Scaffold transplantation in vivo

For the in vivo transplantation, the collagen concentration was reduced to 2.5 mg/mL to increase axon permissivity. Day 2 scaffolds (either exposed to flow or static conditions) were transplanted into acute animal hemisection spinal cord injury model by aspiration at the level of the fourth cervical vertebrae of the spinal cord 1-mm lateral of the midline from the posterior side. In total, 4 female adult Sprague-Dawley rats (225–250 g) were used. Surgeries were conducted at the Drexel University Queen Lane Medical Campus in accordance with the IACUC agreement, which was approved by the Drexel College of Medicine Institutional Review Board. Animals were administered cyclosporine three days prior to surgery and during the 3-week experiment as a means to minimize host inflammatory response. Following transplantation, animals were caged in their normal environments with normal food and water intake. Animals were sacrificed 3 weeks after transplantation and immunohistochemistry was performed to process the data using serial 8-µm sagittal sections. These sections were visualized in a confocal microscope, and stacks were concatenated to form a three-dimensional rendering of the transplant. These 3D renderings were used to measure both microvessel and axon length to account for extensions out-of-plane from single sagittal sections and to assure that the measurements were representative of their full lengths.

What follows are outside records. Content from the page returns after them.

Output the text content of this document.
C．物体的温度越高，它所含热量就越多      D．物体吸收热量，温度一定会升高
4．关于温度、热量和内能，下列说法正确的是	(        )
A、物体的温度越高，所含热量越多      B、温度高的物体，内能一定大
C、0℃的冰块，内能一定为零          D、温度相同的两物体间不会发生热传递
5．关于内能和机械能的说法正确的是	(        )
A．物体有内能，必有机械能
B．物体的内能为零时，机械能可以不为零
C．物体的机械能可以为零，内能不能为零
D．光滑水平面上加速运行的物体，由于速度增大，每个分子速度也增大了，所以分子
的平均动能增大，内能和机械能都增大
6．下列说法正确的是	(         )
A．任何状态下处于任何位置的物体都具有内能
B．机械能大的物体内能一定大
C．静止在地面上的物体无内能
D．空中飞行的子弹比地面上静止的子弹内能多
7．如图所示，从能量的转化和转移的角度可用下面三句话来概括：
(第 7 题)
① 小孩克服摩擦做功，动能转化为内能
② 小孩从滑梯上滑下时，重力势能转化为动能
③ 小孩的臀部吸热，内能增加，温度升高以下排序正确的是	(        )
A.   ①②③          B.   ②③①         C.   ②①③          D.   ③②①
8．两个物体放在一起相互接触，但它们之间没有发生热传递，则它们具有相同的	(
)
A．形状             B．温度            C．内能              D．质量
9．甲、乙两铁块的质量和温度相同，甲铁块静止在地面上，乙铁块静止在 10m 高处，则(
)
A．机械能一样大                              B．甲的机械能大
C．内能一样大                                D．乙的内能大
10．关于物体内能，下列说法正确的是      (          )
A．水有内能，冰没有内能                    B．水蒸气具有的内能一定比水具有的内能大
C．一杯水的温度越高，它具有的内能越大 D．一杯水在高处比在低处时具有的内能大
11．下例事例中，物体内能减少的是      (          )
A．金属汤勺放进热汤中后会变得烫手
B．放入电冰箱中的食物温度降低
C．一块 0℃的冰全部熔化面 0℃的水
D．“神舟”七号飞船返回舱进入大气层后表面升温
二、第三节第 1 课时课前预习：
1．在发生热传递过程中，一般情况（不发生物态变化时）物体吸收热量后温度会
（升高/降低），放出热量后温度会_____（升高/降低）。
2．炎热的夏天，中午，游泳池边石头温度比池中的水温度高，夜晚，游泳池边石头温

For all data, statistical significance was calculated using Welch Two Sample t-test, unless otherwise specified. Statistical significance of the microvessel alignment data was calculated using one-way ANOVA and post-hoc Tukey’s HSD tests. Statistical significance was denoted with p-values less than 0.05. Each in vivo condition (four animals total) is averaged from at least 5 histological sections. Figure captions contain the sample number for the in vitro measurements.